Le conseil d’Administration d’Alcatel Alsthom connaissait et approuvait la stratégie qui a conduit au démantèlement et à l’effondrement d’Alcatel. Il en est le plus grand responsable. Et il l’est encore aujourd’hui alors que la destruction de valeur continue sous la houlette des mêmes équipes.

On retient du rôle de Lady Thatcher qu’elle a remit l’Angleterre au travail en réduisant le rôle des syndicats et de celui de l’Etat. On oublie souvent qu’elle a réintroduit la méritocratie en continu en Grande Bretagne.

Puisque notre pays, inquiet de sa situation économique et notamment de la dissolution de son tissu industriel, et de ses difficultés à s’adapter aux exigences de l’économie mondiale semble vouloir se redresser on peut à nouveau espérer. Puisse cette nouvelle génération, maintenant aux commandes, comprendre qu’il faut appliquer dans le secteur privé ce qu’elle a l’ambition de faire au niveau gouvernemental, c'est-à-dire le principe que l’on juge la performance aux résultats.

Ce n’est pas principalement pour des raisons fiscales que notre jeunesse quitte la France, comme les «cerveaux »   de l’Angleterre dans les années 60-70, pour la « Silicon Valley » ou Londres.

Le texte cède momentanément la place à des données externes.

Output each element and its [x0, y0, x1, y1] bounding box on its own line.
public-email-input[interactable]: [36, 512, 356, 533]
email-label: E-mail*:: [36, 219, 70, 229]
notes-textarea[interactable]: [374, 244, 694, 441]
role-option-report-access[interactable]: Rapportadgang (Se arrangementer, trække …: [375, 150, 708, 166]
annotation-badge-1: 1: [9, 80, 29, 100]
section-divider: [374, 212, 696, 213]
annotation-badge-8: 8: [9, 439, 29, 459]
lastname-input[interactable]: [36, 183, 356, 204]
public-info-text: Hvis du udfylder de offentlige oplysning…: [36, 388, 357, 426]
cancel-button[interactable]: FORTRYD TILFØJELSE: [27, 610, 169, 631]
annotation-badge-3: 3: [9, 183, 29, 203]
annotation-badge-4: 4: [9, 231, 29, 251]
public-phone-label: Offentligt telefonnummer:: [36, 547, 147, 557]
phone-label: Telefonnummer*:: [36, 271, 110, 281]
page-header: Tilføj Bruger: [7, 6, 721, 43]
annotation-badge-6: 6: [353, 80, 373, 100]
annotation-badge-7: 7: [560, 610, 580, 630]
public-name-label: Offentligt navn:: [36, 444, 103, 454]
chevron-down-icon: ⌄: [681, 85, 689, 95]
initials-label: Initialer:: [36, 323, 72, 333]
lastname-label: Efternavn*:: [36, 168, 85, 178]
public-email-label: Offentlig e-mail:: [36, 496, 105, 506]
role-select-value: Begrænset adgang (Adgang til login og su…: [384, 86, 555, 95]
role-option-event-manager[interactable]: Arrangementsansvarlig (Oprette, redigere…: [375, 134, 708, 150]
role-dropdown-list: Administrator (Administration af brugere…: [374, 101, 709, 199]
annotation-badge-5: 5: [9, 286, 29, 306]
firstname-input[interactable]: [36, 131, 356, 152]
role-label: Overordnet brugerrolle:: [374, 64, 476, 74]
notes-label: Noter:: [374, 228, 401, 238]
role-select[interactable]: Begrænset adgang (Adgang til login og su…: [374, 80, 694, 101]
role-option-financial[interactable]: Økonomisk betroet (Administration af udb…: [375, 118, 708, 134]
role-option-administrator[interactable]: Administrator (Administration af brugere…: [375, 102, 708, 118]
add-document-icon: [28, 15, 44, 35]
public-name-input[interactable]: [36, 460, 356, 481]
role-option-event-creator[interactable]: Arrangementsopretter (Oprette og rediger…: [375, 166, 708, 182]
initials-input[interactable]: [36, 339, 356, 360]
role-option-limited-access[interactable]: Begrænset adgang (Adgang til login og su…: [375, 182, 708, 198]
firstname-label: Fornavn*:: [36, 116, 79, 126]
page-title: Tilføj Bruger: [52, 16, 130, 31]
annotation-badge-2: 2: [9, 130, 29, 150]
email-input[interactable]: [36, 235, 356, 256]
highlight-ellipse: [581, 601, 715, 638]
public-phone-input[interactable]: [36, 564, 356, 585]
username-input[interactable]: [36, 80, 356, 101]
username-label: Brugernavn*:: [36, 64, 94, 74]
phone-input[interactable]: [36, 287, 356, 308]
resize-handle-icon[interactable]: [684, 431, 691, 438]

Elle préfère travailler dans un environnement ouvert, moins hiérarchisé, où l’on donne aux gens leur chance de réussir et où l’on juge les personnes aux résultats.

On trouvera dans ce récit matière à bien d’autres réflexions, mais au total on peut espérer qu’il contribuera à faire prendre conscience de l’urgence et de la nécessité des réformes dont on parle tant mais que notre pays semble avoir tant de mal à accepter.